ABC has officially cornered the market on family focused (and, generally speaking, family friendly) sitcoms with its long-running “Modern Family” and “The Middle,” newer efforts “black-ish” and “The Goldbergs” and fantastically funny 2015 freshman “Fresh Off the Boat” (pictured above).
At a time when other broadcasters can rarely concoct a satisfying situation comedy of any kind, ABC has come up with five distinctive, smartly written and above all genuinely funny shows that have modernized a genre as old as television itself. And as an obvious extra bonus, ABC should be commended for bringing us the most ethnically diverse slate of comedies on television.
At the start of the season, “black-ish” presented an episode about the N-word that positioned the show as the closest thing we have to a classic Norman Lear comedy. (The cast of "black-ish" is pictured above.) I feel the same way about “Fresh Off the Boat,” with its priceless comic performance by Constance Wu that belongs in the company of Beatrice Arthur in “Maude,” Isabel Sanford in “The Jeffersons” and Bonnie Franklin in "One Day at a Time." (The only other comedy on television right now that comes close to Lear greatness is the marvelous “Mom,” which explores contemporary themes and issues while also depicting with great humor life as it is lived by more people than we might think. But that’s a CBS show, and this column is all about ABC.)
Of all of these shows, the one that I have found to be the funniest and most consistently relatable from day one is “The Middle,” about a white working class family struggling to live paycheck to paycheck in the town of Orson, Indiana. Its humor is generally broad and sometimes wacky, but when it wants to connect on an emotional level it does so with a deep understanding of the frustrations and fears that come with a life devoid of financial security.

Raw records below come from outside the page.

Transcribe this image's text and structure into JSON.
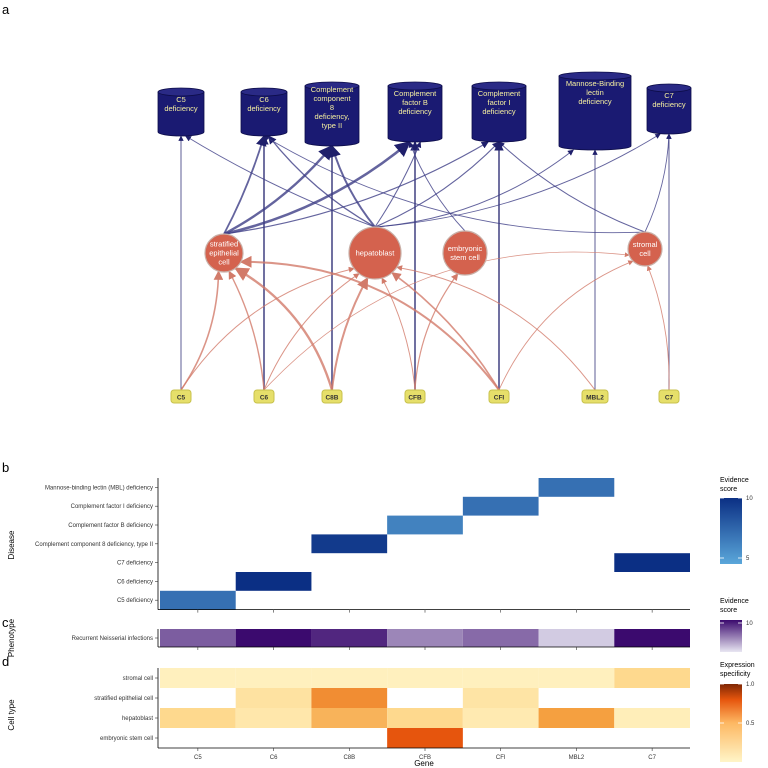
{
  "panels": {
    "a": "a",
    "b": "b",
    "c": "c",
    "d": "d"
  },
  "network": {
    "diseases": [
      {
        "id": "c5def",
        "lines": [
          "C5",
          "deficiency"
        ]
      },
      {
        "id": "c6def",
        "lines": [
          "C6",
          "deficiency"
        ]
      },
      {
        "id": "c8def",
        "lines": [
          "Complement",
          "component",
          "8",
          "deficiency,",
          "type II"
        ]
      },
      {
        "id": "cfbdef",
        "lines": [
          "Complement",
          "factor B",
          "deficiency"
        ]
      },
      {
        "id": "cfidef",
        "lines": [
          "Complement",
          "factor I",
          "deficiency"
        ]
      },
      {
        "id": "mbldef",
        "lines": [
          "Mannose-Binding",
          "lectin",
          "deficiency"
        ]
      },
      {
        "id": "c7def",
        "lines": [
          "C7",
          "deficiency"
        ]
      }
    ],
    "cells": [
      {
        "id": "strat",
        "lines": [
          "stratified",
          "epithelial",
          "cell"
        ]
      },
      {
        "id": "hep",
        "lines": [
          "hepatoblast"
        ]
      },
      {
        "id": "emb",
        "lines": [
          "embryonic",
          "stem cell"
        ]
      },
      {
        "id": "strom",
        "lines": [
          "stromal",
          "cell"
        ]
      }
    ],
    "genes": [
      "C5",
      "C6",
      "C8B",
      "CFB",
      "CFI",
      "MBL2",
      "C7"
    ]
  },
  "heatmap": {
    "genes": [
      "C5",
      "C6",
      "C8B",
      "CFB",
      "CFI",
      "MBL2",
      "C7"
    ],
    "xlabel": "Gene",
    "disease_ylabel": "Disease",
    "phenotype_ylabel": "Phenotype",
    "celltype_ylabel": "Cell type",
    "diseases": [
      "Mannose-binding lectin (MBL) deficiency",
      "Complement factor I deficiency",
      "Complement factor B deficiency",
      "Complement component 8 deficiency, type II",
      "C7 deficiency",
      "C6 deficiency",
      "C5 deficiency"
    ],
    "phenotypes": [
      "Recurrent Neisserial infections"
    ],
    "celltypes": [
      "stromal cell",
      "stratified epithelial cell",
      "hepatoblast",
      "embryonic stem cell"
    ]
  },
  "chart_data": [
    {
      "type": "heatmap",
      "x": [
        "C5",
        "C6",
        "C8B",
        "CFB",
        "CFI",
        "MBL2",
        "C7"
      ],
      "y": [
        "Mannose-binding lectin (MBL) deficiency",
        "Complement factor I deficiency",
        "Complement factor B deficiency",
        "Complement component 8 deficiency, type II",
        "C7 deficiency",
        "C6 deficiency",
        "C5 deficiency"
      ],
      "cells": [
        {
          "x": "MBL2",
          "y": "Mannose-binding lectin (MBL) deficiency",
          "value": 7
        },
        {
          "x": "CFI",
          "y": "Complement factor I deficiency",
          "value": 7
        },
        {
          "x": "CFB",
          "y": "Complement factor B deficiency",
          "value": 6.2
        },
        {
          "x": "C8B",
          "y": "Complement component 8 deficiency, type II",
          "value": 9.5
        },
        {
          "x": "C7",
          "y": "C7 deficiency",
          "value": 10
        },
        {
          "x": "C6",
          "y": "C6 deficiency",
          "value": 10
        },
        {
          "x": "C5",
          "y": "C5 deficiency",
          "value": 7
        }
      ],
      "ylabel": "Disease",
      "legend": {
        "title": "Evidence score",
        "ticks": [
          10,
          5
        ],
        "range": [
          4.5,
          10
        ],
        "colors": [
          "#5aa7da",
          "#0b2f84"
        ]
      }
    },
    {
      "type": "heatmap",
      "x": [
        "C5",
        "C6",
        "C8B",
        "CFB",
        "CFI",
        "MBL2",
        "C7"
      ],
      "y": [
        "Recurrent Neisserial infections"
      ],
      "cells": [
        {
          "x": "C5",
          "y": "Recurrent Neisserial infections",
          "value": 7
        },
        {
          "x": "C6",
          "y": "Recurrent Neisserial infections",
          "value": 10
        },
        {
          "x": "C8B",
          "y": "Recurrent Neisserial infections",
          "value": 9
        },
        {
          "x": "CFB",
          "y": "Recurrent Neisserial infections",
          "value": 5.5
        },
        {
          "x": "CFI",
          "y": "Recurrent Neisserial infections",
          "value": 6.5
        },
        {
          "x": "MBL2",
          "y": "Recurrent Neisserial infections",
          "value": 3
        },
        {
          "x": "C7",
          "y": "Recurrent Neisserial infections",
          "value": 10
        }
      ],
      "ylabel": "Phenotype",
      "legend": {
        "title": "Evidence score",
        "ticks": [
          10
        ],
        "range": [
          2,
          10
        ],
        "colors": [
          "#e8e6f2",
          "#3b0a6e"
        ]
      }
    },
    {
      "type": "heatmap",
      "x": [
        "C5",
        "C6",
        "C8B",
        "CFB",
        "CFI",
        "MBL2",
        "C7"
      ],
      "y": [
        "stromal cell",
        "stratified epithelial cell",
        "hepatoblast",
        "embryonic stem cell"
      ],
      "cells": [
        {
          "x": "C5",
          "y": "stromal cell",
          "value": 0.05
        },
        {
          "x": "C6",
          "y": "stromal cell",
          "value": 0.05
        },
        {
          "x": "C8B",
          "y": "stromal cell",
          "value": 0.05
        },
        {
          "x": "CFB",
          "y": "stromal cell",
          "value": 0.05
        },
        {
          "x": "CFI",
          "y": "stromal cell",
          "value": 0.05
        },
        {
          "x": "MBL2",
          "y": "stromal cell",
          "value": 0.05
        },
        {
          "x": "C7",
          "y": "stromal cell",
          "value": 0.3
        },
        {
          "x": "C6",
          "y": "stratified epithelial cell",
          "value": 0.2
        },
        {
          "x": "C8B",
          "y": "stratified epithelial cell",
          "value": 0.65
        },
        {
          "x": "CFI",
          "y": "stratified epithelial cell",
          "value": 0.18
        },
        {
          "x": "C5",
          "y": "hepatoblast",
          "value": 0.3
        },
        {
          "x": "C6",
          "y": "hepatoblast",
          "value": 0.15
        },
        {
          "x": "C8B",
          "y": "hepatoblast",
          "value": 0.5
        },
        {
          "x": "CFB",
          "y": "hepatoblast",
          "value": 0.3
        },
        {
          "x": "CFI",
          "y": "hepatoblast",
          "value": 0.12
        },
        {
          "x": "MBL2",
          "y": "hepatoblast",
          "value": 0.6
        },
        {
          "x": "C7",
          "y": "hepatoblast",
          "value": 0.08
        },
        {
          "x": "CFB",
          "y": "embryonic stem cell",
          "value": 0.8
        }
      ],
      "xlabel": "Gene",
      "ylabel": "Cell type",
      "legend": {
        "title": "Expression specificity",
        "ticks": [
          1.0,
          0.5
        ],
        "tick_labels": [
          "1.0",
          "0.5"
        ],
        "range": [
          0,
          1
        ],
        "colors": [
          "#fff5c8",
          "#7f2704"
        ]
      }
    }
  ]
}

One of the great pleasures of the current season has been the exploration of oldest son Axl’s insecurities as adulthood looms. Dim jock Axl (Charlie McDermott) was always the carefree goofball – even though he has been in college a couple of years he still is doing his best to be irresponsible – but lately he has been made to think about the challenges of his future and has been reduced to uncharacteristic tears. Eden Sher, the crazy talented actress who portrays his indefatigable kid sister Sue, is still the scene-stealer here, but the rest of the cast continues to find ways to keep their characters fresh and funny. (McDermott and Sher are pictured below.)
If “Modern Family” and “black-ish” take the usual sitcom route, one in which money is not a concern for the primary families on their canvases; and “The Goldbergs” and “Fresh Off the Boat” feature families that aren’t necessarily well-off but aren’t hurting, either, “The Middle” (and “Mom”) dare to acknowledge that most Americans simply do not have money and aren’t too happy about it. This is something most television writers in Hollywood would prefer to not think about while socking away their big bags of money.
Like “Modern Family,” which has won a truckload of awards, the egregiously overlooked but no less deserving “The Middle” in its seventh season shows no signs of getting old or slowing down. It belongs alongside “All in the Family” (which somewhat alarmingly seems as relevant today as it was over 40 years ago), "Good Times" (in its early seasons) and “Roseanne” (ditto) on the very short list of the very best comedies about families in perpetual financial distress that nevertheless find ways to survive and thrive. It’s a marvel.